Crude Oil trading near $47 per barrel as rumors about output freeze takes toll once again. Prices bounced after state news reported that Iran oil Minister would attend the informal meeting on Algiers next month. Hopes for supply side accord is pushing oil prices higher from last couple of days. As I mentioned on earlier articles, OPEC and events related to the organization is driving the market sentiment and Price action. On 4h chart, Crude oil Market structure has shifted. Buyers are defending the support zone $46.60.
Price Action Trading at Support Zone
The Likelihood of upcoming OPEC meeting ending up with positive outcomes seem far from normal. From the point of Geopolitics three principal parties Russia, Iran and Saudi Arabia are currently at odds on at least two different military conflicts. Oil Market entered in Bullish phase around August 12, Market rallied from $41.00 to $49.00 per barrel due to speculation about OPEC taking action to stabilize market prices.

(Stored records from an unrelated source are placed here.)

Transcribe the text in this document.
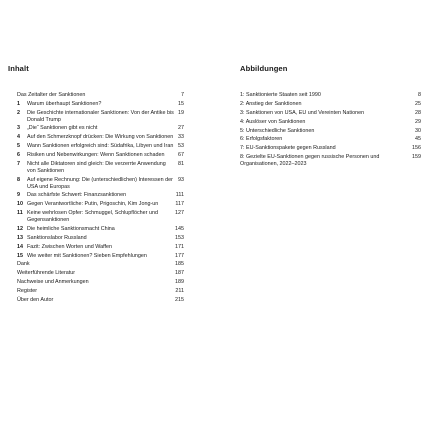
Inhalt	Abbildungen
Das Zeitalter der Sanktionen	7
1	Warum überhaupt Sanktionen?	15
2	Die Geschichte internationaler Sanktionen: Von der Antike bis Donald Trump
19
3	„Die“ Sanktionen gibt es nicht	27
4	Auf den Schmerzknopf drücken: Die Wirkung von Sanktionen 33
5	Wann Sanktionen erfolgreich sind: Südafrika, Libyen und Iran 53
6	Risiken und Nebenwirkungen: Wenn Sanktionen schaden	67
7	Nicht alle Diktatoren sind gleich: Die verzerrte Anwendung von Sanktionen
81
8	Auf eigene Rechnung: Die (unterschiedlichen) Interessen der USA und Europas
93
9	Das schärfste Schwert: Finanzsanktionen	111
10 Gegen Verantwortliche: Putin, Prigoschin, Kim Jong-un	117
11 Keine wehrlosen Opfer: Schmuggel, Schlupflöcher und Gegensanktionen
127
12 Die heimliche Sanktionsmacht China	145
13 Sanktionslabor Russland	153
14 Fazit: Zwischen Worten und Waffen	171
15 Wie weiter mit Sanktionen? Sieben Empfehlungen	177
Dank	185
Weiterführende Literatur	187
Nachweise und Anmerkungen	189
Register	211
Über den Autor	215
1: Sanktionierte Staaten seit 1990	8
2: Anstieg der Sanktionen	25
3: Sanktionen von USA, EU und Vereinten Nationen	28
4: Auslöser von Sanktionen	29
5: Unterschiedliche Sanktionen	30
6: Erfolgsfaktoren	45
7: EU-Sanktionspakete gegen Russland	156
8: Gezielte EU-Sanktionen gegen russische Personen und Organisationen, 2022–2023
159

Price Action is simply moved by liquidation and positions adjustments by smart money players ahead of coming uncertainty. The recent rally didn’t have any structural pullbacks and consisted of inside bars, capturing such type of moves is a daunting task. The perspective becomes clear once we highlight the Market structure.

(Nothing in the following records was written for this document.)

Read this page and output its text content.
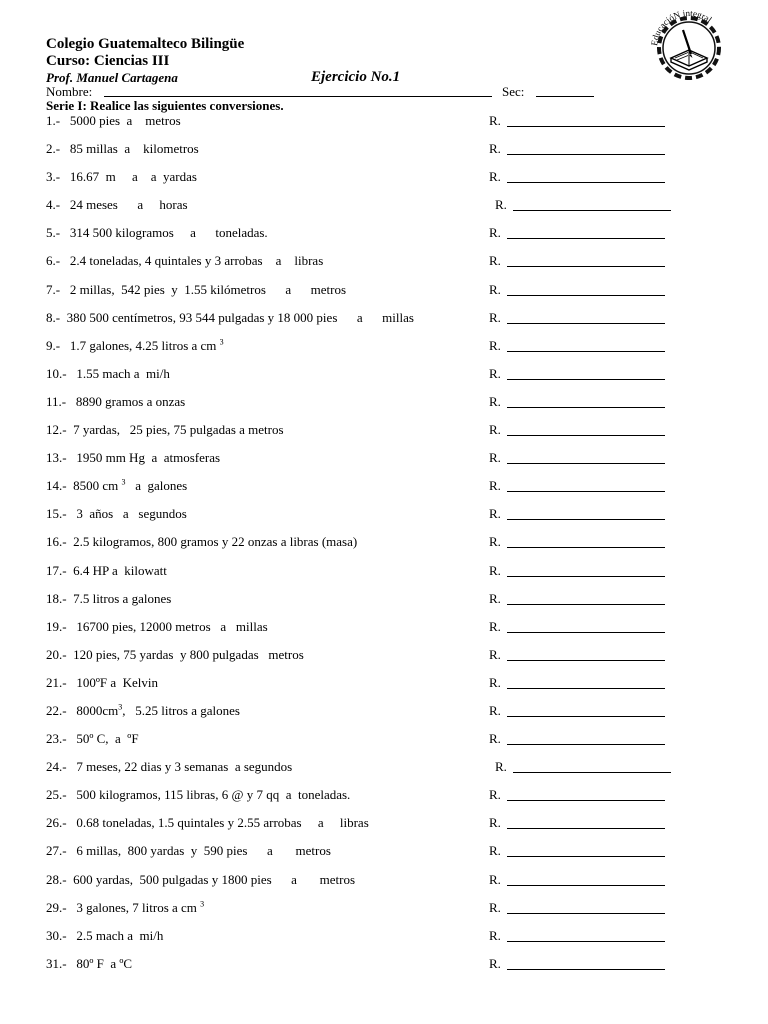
Colegio Guatemalteco Bilingüe
Curso: Ciencias III
Prof. Manuel Cartagena	Ejercicio No.1
Nombre:	Sec:
Serie I: Realice las siguientes conversiones.
1.-   5000 pies  a    metros	R.
2.-   85 millas  a    kilometros	R.
3.-   16.67  m     a    a  yardas	R.
4.-   24 meses      a     horas	R.
5.-   314 500 kilogramos     a      toneladas.	R.
6.-   2.4 toneladas, 4 quintales y 3 arrobas    a    libras	R.
7.-   2 millas,  542 pies  y  1.55 kilómetros      a      metros	R.
8.-  380 500 centímetros, 93 544 pulgadas y 18 000 pies      a      millas	R.
9.-   1.7 galones, 4.25 litros a cm $^3$	R.
10.-   1.55 mach a  mi/h	R.
11.-   8890 gramos a onzas	R.
12.-  7 yardas,   25 pies, 75 pulgadas a metros	R.
13.-   1950 mm Hg  a  atmosferas	R.
14.-  8500 cm $^3$   a  galones	R.
15.-   3  años   a   segundos	R.
16.-  2.5 kilogramos, 800 gramos y 22 onzas a libras (masa)	R.
17.-  6.4 HP a  kilowatt	R.
18.-  7.5 litros a galones	R.
19.-   16700 pies, 12000 metros   a   millas	R.
20.-  120 pies, 75 yardas  y 800 pulgadas   metros	R.
21.-   100ºF a  Kelvin	R.
22.-   $8000cm^3$,   5.25 litros a galones	R.
23.-   50º C,  a  ºF	R.
24.-   7 meses, 22 dias y 3 semanas  a segundos	R.
25.-   500 kilogramos, 115 libras, 6 @ y 7 qq  a  toneladas.	R.
26.-   0.68 toneladas, 1.5 quintales y 2.55 arrobas     a     libras	R.
27.-   6 millas,  800 yardas  y  590 pies      a       metros	R.
28.-  600 yardas,  500 pulgadas y 1800 pies      a       metros	R.
29.-   3 galones, 7 litros a cm $^3$	R.
30.-   2.5 mach a  mi/h	R.
31.-   80º F  a ºC	R.
EducacióN integral
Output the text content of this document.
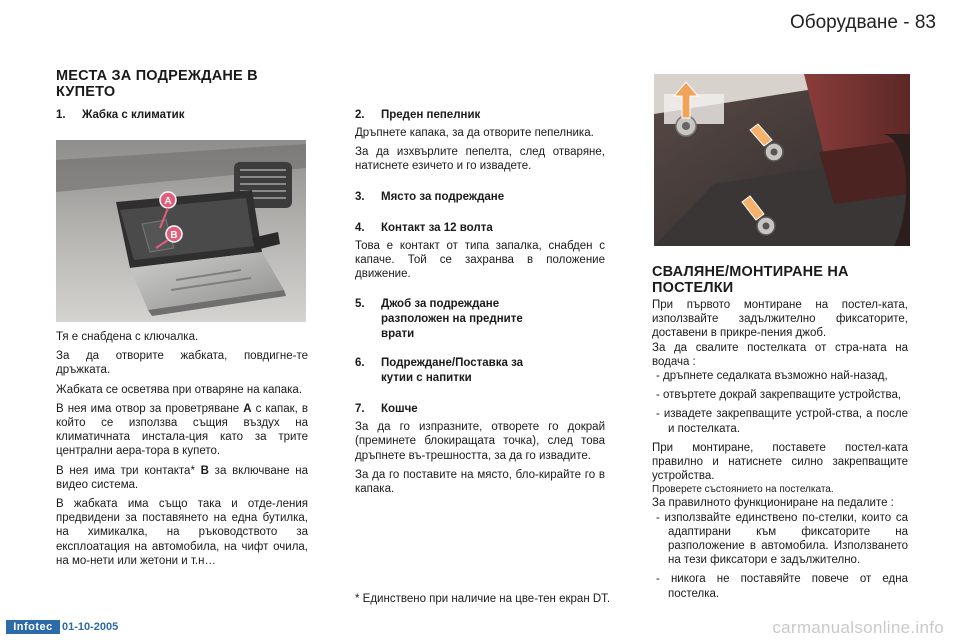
Оборудване - 83
МЕСТА ЗА ПОДРЕЖДАНЕ В КУПЕТО
1. Жабка с климатик
A
B

Тя е снабдена с ключалка.

За да отворите жабката, повдигне-те дръжката.

Жабката се осветява при отваряне на капака.

В нея има отвор за проветряване A с капак, в който се използва същия въздух на климатичната инстала-ция като за трите централни аера-тора в купето.

В нея има три контакта* B за включване на видео система.

В жабката има също така и отде-ления предвидени за поставянето на една бутилка, на химикалка, на ръководството за експлоатация на автомобила, на чифт очила, на мо-нети или жетони и т.н…

2. Преден пепелник

Дръпнете капака, за да отворите пепелника.

За да изхвърлите пепелта, след отваряне, натиснете езичето и го извадете.

3. Място за подреждане
4. Контакт за 12 волта

Това е контакт от типа запалка, снабден с капаче. Той се захранва в положение движение.

5. Джоб за подреждане
разположен на предните
врати
6. Подреждане/Поставка за
кутии с напитки
7. Кошче

За да го изпразните, отворете го докрай (преминете блокиращата точка), след това дръпнете въ-трешността, за да го извадите.

За да го поставите на място, бло-кирайте го в капака.

* Единствено при наличие на цве-тен екран DT.
СВАЛЯНЕ/МОНТИРАНЕ НА ПОСТЕЛКИ

При първото монтиране на постел-ката, използвайте задължително фиксаторите, доставени в прикре-пения джоб.

За да свалите постелката от стра-ната на водача :

- дръпнете седалката възможно най-назад,

- отвъртете докрай закрепващите устройства,

- извадете закрепващите устрой-ства, а после и постелката.

При монтиране, поставете постел-ката правилно и натиснете силно закрепващите устройства.

Проверете състоянието на постелката.

За правилното функциониране на педалите :

- използвайте единствено по-стелки, които са адаптирани към фиксаторите на разположение в автомобила. Използването на тези фиксатори е задължително.

- никога не поставяйте повече от една постелка.

Infotec 01-10-2005	carmanualsonline.info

Technical Analysis – Market Structure Shifted From Trend to Range
An agreement to limit the production levels at current situation might not stabilize the market prices as expectations of OPEC members. Overhanging crude oil inventories and US shale oil producers might obscure the process of market achieving equilibrium. Around 22 August, Market structure shifted from previous price behavior as price action failed to make further highs. Buyers are currently defending the support zone at $46.50 -$46.60. Recent price range might continue for upcoming days or fails to sustain if any important announcements come out. Traders should observe the Price action closely to decide the trading strategy.